When Inheritance Still Makes Sense
Composition being the better default does not make inheritance useless. Shallow inheritance, one or two levels deep, is perfectly reasonable for genuine is-a relationships that will not need to cross with other traits. A base class that provides a small amount of truly universal shared behavior, with a handful of subclasses that specialize it, can be cleaner than composition for simple cases. The advice is to favor composition, not to ban inheritance entirely.

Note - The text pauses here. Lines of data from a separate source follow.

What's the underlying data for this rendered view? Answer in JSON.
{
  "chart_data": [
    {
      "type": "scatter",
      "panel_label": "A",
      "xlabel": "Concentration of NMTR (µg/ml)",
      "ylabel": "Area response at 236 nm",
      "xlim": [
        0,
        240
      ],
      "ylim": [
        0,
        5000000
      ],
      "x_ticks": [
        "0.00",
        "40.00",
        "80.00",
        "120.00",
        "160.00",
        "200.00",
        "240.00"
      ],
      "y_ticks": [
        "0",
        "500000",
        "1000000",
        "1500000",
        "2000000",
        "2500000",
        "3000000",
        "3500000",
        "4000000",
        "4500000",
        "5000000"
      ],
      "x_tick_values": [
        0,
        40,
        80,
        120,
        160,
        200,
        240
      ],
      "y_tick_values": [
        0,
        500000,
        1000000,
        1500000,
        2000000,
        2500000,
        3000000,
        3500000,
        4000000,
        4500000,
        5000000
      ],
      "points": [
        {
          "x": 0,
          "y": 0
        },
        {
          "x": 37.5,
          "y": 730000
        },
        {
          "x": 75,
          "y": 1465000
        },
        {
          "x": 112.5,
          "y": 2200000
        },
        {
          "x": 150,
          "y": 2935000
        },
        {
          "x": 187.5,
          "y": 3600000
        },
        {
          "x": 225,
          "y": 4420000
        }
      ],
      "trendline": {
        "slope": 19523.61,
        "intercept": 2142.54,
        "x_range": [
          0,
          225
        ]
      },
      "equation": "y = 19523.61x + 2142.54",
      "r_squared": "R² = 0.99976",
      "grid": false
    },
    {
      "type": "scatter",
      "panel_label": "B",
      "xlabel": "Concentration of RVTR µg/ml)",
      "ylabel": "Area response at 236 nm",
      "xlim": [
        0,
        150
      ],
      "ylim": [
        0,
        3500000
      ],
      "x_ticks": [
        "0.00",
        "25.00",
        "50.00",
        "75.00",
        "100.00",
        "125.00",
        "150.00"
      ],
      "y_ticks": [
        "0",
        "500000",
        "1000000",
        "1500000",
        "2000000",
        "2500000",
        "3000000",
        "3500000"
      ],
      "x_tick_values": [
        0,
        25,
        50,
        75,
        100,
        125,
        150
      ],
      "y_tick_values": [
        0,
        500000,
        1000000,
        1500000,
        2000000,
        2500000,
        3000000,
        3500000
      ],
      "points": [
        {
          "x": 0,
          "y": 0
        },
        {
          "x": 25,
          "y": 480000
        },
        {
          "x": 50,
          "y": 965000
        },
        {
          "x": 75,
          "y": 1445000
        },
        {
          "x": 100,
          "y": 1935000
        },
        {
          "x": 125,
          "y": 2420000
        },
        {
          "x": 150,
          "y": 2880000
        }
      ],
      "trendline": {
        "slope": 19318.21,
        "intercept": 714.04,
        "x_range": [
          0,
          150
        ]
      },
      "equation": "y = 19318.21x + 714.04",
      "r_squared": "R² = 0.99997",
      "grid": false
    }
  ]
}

The failure to avoid is the deep, wide hierarchy that tries to express every kind of game object through its position in a tree. That structure does not survive contact with a real game's appetite for novel combinations. Reach for composition as the default way to build game objects, keep any inheritance shallow and limited to relationships that are genuinely fixed, and you will avoid the slow calcification that deep hierarchies inflict on a growing codebase.
Mixins and Other Middle Grounds
Between deep inheritance and full component composition lies a range of middle-ground techniques that JavaScript supports well. Mixins are the most common: instead of a class inheriting from a single parent, you copy a set of methods and properties from one or more mixin objects onto a class or instance, so an object can gain movement behavior from one mixin and health behavior from another without either being its parent. This gives some of the flexibility of composition while keeping a familiar object-with-methods feel, and it sidesteps the single-branch limitation of a class tree.
Mixins are not a complete escape from the problems of inheritance, though. Because they copy behavior directly onto objects, name collisions between mixins must be managed, and the source of any given method can become unclear when several mixins contribute to one object. They blur the line between data and behavior rather than separating it the way a strict entity component system does. For small and medium games, mixins are a pragmatic tool that delivers most of the composition benefit with minimal ceremony, and many shipped JavaScript games use them rather than a formal ECS.
The broader lesson is that composition is a spectrum, not a single technique. At the light end is an object holding a few component instances, in the middle are mixins and plain component arrays, and at the rigorous end is a full entity component system with pure-data components and logic in systems. The right point on that spectrum depends on the game's scale and the team's comfort. What matters is the underlying shift in thinking, away from defining objects by their place in a hierarchy and toward defining them by the parts they are built from. Once that shift happens, the specific mechanism is a matter of how much structure the project warrants.